Wade has gone on to start other companies that hire both women and men in rural Africa, creating opportunities that people in these communities never thought possible.
By using this “for profit” method, Wade’s wealth creation has the potential to grow exponentially. Bags of beans and rice brought on missions trips can only help a finite number of people for a finite amount of time, but tractors and factories have the potential to grow entire economic “orchards” that can spread wealth all around the world.
The Heart of A Cheetah is the story of one woman who is moving mountains.
Points of Disagreement
I want to make it clear that I highly endorse this book. I’ve bought several copies and have given them out. That said, there are areas where Wade gets it wrong.
The most important thing that Wade gets wrong is when she repeats the narrative that there is an epidemic of police officers going around shooting black people for being black. This is something that we keep hearing in culture and in the media.
But no matter how many times activists and the media repeat something, echoing such a claim does not make it true.
The reality is that police shootings of any kind are very rare, and in most cases the shooting was a justified last resort where the officer had to protect their own life, or the lives of people in the community.
That’s not to say that every shooting is justified. The case of Philando Castile seems to be a case where a police officer panicked and unjustifiably shot a legal firearm owner.
On the other hand, in the case of Michael Brown, the suspect was physically attacking a police officer, and the officer shot in self-defense. These facts were established by black eyewitnesses and by an investigation conducted by the Obama administration. In other words “Hands up! Don’t shoot!” never happened. It was a lie made up to stir up violence between police and black Americans.
I propose that if such lies weren’t spread by the media, Castile would still be alive today.
Former Harvard Professor of Economics, Dr. Roland Fryer, explains in more detail:
I also do not agree with Wade’s characterization of Dr. Thomas Sowell’s work as telling people to pull themselves up by the “bootstraps.” Dr. Sowell himself has rejected this “bootstraps” argument many times and pointed out that his job as an economist is to examine various economic factors and determine their effects.
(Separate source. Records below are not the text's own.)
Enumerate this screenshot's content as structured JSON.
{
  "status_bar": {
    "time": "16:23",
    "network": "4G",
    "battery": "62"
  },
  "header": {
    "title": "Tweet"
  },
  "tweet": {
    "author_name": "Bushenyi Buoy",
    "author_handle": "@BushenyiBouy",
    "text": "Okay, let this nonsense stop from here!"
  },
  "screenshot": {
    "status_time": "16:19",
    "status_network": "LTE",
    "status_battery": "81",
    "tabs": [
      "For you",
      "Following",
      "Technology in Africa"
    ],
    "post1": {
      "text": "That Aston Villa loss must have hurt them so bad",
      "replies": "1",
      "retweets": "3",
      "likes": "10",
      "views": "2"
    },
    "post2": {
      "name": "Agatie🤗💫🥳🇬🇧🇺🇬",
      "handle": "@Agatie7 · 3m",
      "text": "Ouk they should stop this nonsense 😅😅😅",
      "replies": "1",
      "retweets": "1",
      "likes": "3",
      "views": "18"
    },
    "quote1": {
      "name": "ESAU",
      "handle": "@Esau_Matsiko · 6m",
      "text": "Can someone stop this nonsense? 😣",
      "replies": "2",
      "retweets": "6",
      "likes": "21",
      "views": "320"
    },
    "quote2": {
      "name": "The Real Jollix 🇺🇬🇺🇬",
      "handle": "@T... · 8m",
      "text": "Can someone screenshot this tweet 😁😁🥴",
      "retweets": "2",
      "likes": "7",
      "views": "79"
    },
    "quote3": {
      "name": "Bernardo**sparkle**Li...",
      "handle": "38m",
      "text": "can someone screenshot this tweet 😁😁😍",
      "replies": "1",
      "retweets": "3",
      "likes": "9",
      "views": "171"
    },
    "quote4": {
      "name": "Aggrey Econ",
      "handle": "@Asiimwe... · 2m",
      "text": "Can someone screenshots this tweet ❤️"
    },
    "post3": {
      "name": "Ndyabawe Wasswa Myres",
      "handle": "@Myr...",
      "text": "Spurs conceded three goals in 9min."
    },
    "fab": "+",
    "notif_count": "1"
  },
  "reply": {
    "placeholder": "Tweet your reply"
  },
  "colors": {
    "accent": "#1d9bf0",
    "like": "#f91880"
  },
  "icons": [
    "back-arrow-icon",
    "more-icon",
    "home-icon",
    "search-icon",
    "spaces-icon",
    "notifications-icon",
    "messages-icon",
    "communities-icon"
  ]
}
Wade, however, rightly points out that her role is to take the lessons of men like Sowell, bring them to the masses, and implement them in business. And this she does well!
While I may take issue with several points in The Heart of a Cheetah, I cannot emphasize enough that this woman is a hero, and that she is creating something that has the potential to raise billions of people out of poverty.
Why This Book is a Must-Read
Westerners often believe that charity is the way to bring nations out of poverty, yet Wade’s book points out that charity has never raised any people out of poverty. Quite the opposite, many forms of charity are harmful to the poor.
Wade explains that the only way Africa will rise out of poverty is with industry, free markets, and international trade. For Africans to become wealthy, they are going to have to produce wealth that they can export and trade with the rest of the world.
While this book explains many aspects of economics, prosperity, poverty, and culture, The Heart of A Cheetah is no textbook.
I often pray for the day when I walk the streets of Kenya and see wealth even greater than what I saw when I lived in Miami.